Effect of DHX9 depletion on type I interferon pathway and IFN-β expression. (A to D) Effect of DHX9 KD on ISG expression. AGSiZ cells were depleted of DHX9 or mock depleted by siRNA transfection followed by treatment with doxycycline (+D) to induce viral lytic replication or left untreated (−D). RNA was harvested at 48 h postinduction and analyzed by high-throughput sequencing and by qRT-PCR. (A) Log₂ fold changes of selected interferon-stimulated genes after DHX9 depletion of uninduced AGSiZ cells derived from differential expression of RNA-seq data. (B) ISG mRNA levels of genes shown in panel A were quantitated by qRT-PCR. (C) Log₂ fold changes of selected interferon-stimulated genes after DHX9 depletion of induced AGSiZ cells derived from differential expression of RNA-seq data. (D) ISG mRNA levels of genes shown in panel C were quantitated by qRT-PCR. (E) Effect of DHX9 depletion on IFN-β transcript levels. RNAs from experiments above were analyzed by qPCR with primers specific for IFN-β. (F and G) Dose-dependent effects of IFN-β treatment on EBV lytic virion production and late gene transcripts. Various concentrations of IFN as shown were added to the medium of AGSiZ cells when doxycycline was added to induce viral lytic replication.

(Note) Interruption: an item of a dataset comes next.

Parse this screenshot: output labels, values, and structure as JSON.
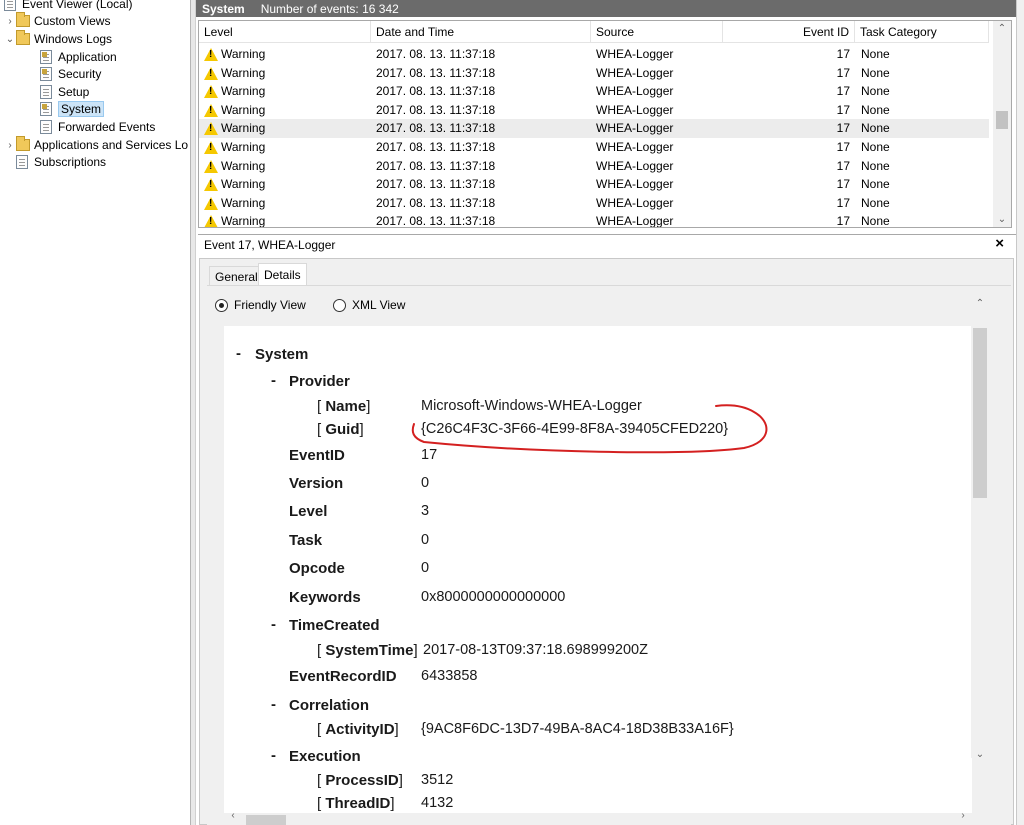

At 5 days postinduction, virus-containing supernatant was harvested and released infectious viral particles were quantitated as described above (F). Total RNA was isolated from cell pellets at 48 h postinduction, and late gene expression was measured by qRT-PCR (G). GAPDH was used as the endogenous control. RQ, relative quantity. Three independent biological experiments were performed, and each sample was measured in technical triplicates.

FIG 9

SM effect on transcription activation via the CRE. (A) Effect of DHX9 depletion on CRE-luciferase activity in HEK293 cells. HEK293 cells were depleted of DHX9 with siRNA or mock depleted with control siRNA. At 30 h post-siRNA transfection, cells were transfected with pCRE-luc reporter vector. At 24 h after transfection of the reporter, cells were lysed for luciferase assay and analyzed by Western blotting to examine the knockdown efficiency of DHX9. (B) Effect of DHX9 overexpression on CRE-luciferase activity. The pCRE-luc reporter vector was cotransfected with FLAG-tagged DHX9 expression plasmid or empty vector (C). At 24 h posttransfection, cells were harvested and lysed for luciferase assay. Protein lysates were analyzed by Western blotting to detect DHX9 overexpression. (C) Effect of SM expression on CRE-luciferase activity in HEK293 cells. The pCRE-luc reporter vector was cotransfected with SM plasmid or empty vector (C). At 24 h posttransfection, cells were harvested and lysates were prepared for luciferase assay. Protein lysates were analyzed by Western blotting to detect SM expression. All transfections were performed in triplicate, and technical triplicates of each sample were measured by luciferase assay.